From the top of the crag: looking down the Ennerdale Valley.

It was an amazing climb, not because of its difficulty, but because of its difficulty. If that makes sense? In modern standards it is not really that difficult and it can be easily protected with modern day protection, but back in 1934 it would have been a totally different story. The protection used back then must have made the final groove extremely bold for the leader and this in itself puts a lot of things into perspective in my life, but also inspires me at the same time.

Looking across to the layback crack on the second pitch whilst descending, by abseil, after a successful ascent.
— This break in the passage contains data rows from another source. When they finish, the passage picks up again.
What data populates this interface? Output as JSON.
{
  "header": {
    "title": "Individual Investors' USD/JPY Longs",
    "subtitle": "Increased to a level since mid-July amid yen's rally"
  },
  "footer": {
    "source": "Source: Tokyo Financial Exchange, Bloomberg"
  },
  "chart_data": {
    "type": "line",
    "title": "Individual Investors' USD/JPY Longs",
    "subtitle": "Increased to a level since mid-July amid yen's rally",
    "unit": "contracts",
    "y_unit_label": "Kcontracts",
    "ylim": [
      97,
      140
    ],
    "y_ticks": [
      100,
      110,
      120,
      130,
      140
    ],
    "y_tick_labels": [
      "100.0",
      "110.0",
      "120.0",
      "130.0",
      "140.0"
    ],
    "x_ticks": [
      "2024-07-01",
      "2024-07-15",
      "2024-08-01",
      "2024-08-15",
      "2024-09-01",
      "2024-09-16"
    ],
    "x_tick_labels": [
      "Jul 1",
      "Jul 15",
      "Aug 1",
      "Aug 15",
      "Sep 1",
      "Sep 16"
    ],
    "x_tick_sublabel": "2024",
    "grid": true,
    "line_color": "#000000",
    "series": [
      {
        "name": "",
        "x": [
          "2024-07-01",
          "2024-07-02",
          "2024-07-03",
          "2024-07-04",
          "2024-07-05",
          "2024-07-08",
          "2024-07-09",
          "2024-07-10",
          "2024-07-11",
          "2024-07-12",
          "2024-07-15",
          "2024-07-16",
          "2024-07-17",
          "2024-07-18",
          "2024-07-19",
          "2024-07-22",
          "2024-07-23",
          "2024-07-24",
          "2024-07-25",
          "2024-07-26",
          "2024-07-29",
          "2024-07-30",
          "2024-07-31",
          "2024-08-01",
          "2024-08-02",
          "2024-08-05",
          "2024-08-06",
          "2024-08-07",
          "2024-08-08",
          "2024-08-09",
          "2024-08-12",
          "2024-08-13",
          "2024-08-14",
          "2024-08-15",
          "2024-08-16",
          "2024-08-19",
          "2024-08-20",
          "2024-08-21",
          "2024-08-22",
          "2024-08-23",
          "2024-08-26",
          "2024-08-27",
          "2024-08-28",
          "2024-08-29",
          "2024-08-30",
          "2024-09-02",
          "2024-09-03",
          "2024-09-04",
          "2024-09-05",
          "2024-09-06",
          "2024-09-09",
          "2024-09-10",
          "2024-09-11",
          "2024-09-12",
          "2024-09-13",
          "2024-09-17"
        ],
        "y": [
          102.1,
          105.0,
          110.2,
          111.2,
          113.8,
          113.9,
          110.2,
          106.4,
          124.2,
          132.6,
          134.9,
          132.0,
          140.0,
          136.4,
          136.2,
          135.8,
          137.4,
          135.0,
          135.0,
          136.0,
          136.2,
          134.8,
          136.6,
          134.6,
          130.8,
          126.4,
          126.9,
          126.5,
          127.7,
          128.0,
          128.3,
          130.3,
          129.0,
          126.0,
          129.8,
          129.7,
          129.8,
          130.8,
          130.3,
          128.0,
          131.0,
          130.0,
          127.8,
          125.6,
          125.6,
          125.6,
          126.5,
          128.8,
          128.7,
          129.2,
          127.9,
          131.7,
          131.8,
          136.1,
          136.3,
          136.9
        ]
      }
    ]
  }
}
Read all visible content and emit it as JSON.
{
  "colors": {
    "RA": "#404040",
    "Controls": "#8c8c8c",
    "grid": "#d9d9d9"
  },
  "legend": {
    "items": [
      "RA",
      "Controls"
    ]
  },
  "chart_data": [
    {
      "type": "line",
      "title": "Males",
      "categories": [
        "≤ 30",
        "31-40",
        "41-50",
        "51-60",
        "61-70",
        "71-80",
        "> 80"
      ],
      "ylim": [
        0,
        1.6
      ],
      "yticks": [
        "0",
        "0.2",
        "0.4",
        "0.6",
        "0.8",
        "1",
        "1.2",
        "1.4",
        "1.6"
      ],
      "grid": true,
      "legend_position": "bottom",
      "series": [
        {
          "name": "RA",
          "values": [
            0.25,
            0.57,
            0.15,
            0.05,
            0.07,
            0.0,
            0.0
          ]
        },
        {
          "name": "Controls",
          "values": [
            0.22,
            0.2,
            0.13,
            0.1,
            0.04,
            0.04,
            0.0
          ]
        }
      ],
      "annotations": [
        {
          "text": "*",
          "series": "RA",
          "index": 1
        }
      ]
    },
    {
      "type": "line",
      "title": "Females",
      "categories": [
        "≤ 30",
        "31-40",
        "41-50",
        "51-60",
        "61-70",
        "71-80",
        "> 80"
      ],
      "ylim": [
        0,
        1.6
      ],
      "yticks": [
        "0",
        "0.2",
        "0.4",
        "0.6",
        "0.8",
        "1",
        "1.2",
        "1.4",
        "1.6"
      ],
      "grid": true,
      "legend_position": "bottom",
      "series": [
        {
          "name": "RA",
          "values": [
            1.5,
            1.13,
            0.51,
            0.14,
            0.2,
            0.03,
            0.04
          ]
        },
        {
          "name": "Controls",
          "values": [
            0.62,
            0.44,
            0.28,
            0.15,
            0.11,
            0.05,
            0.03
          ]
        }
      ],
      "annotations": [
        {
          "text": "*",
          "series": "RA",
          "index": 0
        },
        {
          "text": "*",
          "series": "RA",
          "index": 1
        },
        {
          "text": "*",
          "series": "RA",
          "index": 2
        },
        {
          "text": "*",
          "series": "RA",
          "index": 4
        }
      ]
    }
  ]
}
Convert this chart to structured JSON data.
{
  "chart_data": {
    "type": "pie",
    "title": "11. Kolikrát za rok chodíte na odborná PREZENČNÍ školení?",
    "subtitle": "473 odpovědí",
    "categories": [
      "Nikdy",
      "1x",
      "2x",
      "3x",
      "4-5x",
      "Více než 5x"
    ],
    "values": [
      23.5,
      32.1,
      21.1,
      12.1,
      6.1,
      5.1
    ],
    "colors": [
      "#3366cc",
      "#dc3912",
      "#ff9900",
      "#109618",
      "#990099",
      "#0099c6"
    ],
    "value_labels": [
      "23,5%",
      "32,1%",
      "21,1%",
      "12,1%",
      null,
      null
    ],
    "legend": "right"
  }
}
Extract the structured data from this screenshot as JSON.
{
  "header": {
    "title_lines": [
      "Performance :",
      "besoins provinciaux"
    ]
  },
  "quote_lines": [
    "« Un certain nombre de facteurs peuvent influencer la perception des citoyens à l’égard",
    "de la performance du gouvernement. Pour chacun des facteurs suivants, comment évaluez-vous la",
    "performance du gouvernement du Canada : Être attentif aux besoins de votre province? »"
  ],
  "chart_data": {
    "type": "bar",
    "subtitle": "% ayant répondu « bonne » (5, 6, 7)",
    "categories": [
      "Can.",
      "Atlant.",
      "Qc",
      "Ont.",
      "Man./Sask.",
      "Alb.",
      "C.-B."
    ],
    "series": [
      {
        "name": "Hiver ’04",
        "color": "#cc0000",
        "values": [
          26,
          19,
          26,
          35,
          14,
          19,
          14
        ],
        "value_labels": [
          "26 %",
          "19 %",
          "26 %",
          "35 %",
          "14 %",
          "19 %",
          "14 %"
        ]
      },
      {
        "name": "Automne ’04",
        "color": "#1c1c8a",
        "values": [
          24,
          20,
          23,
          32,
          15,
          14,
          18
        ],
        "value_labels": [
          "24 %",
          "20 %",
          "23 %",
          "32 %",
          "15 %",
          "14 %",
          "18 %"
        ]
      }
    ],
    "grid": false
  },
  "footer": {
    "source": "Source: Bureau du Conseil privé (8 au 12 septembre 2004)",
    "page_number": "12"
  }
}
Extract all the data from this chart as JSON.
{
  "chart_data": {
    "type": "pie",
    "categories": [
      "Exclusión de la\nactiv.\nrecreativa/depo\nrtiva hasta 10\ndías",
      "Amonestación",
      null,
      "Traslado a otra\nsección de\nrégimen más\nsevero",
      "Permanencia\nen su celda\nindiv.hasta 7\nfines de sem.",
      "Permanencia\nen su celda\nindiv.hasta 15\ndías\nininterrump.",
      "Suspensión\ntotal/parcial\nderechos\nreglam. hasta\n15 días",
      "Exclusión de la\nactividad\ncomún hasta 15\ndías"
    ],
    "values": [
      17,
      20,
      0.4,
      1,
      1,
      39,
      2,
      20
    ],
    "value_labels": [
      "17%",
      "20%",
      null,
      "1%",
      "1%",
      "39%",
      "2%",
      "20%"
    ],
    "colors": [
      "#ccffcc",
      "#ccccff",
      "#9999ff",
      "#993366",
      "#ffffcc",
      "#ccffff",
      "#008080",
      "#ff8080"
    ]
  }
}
Routes like the one we ascended today puts climbing on a level beyond the simplicity of moving on rock and pulling on holds, which at times is a nice thing, but the history behind these routes and the areas in which you explore, in order to reach the routes, makes climbing so much more and this is nice. In fact it is better than nice; it gives you energy, motivation and inspiration not just for climbing, but for life.

I think I'll head out tomorrow evening for some thought of climbing fun and then on Wednesday I may head to Scafell to check out Central Buttress: the hardest rock climb in the UK... well in 1914 anyway.


Good lines, stay safe and see you on the wet stuff...
Iain

1 comment:

Dennis Hodgson said...

I rate Engineers Slab the best VS in the Lakes, but if you haven't done Eliminate A on Dow or The Crack on Gimmer, they come close.

A couple of points: [1] Moses' Sledgate has nothing to do with the wadd from Seathwaite. Moses was a moonshiner!

[2] "Just over an hour from Honister to Gable Crag". Are you kidding? I'd allow two hours [it took two and a half on the return last time I visited, although that's because we didn't get off the crag until 10.30pm].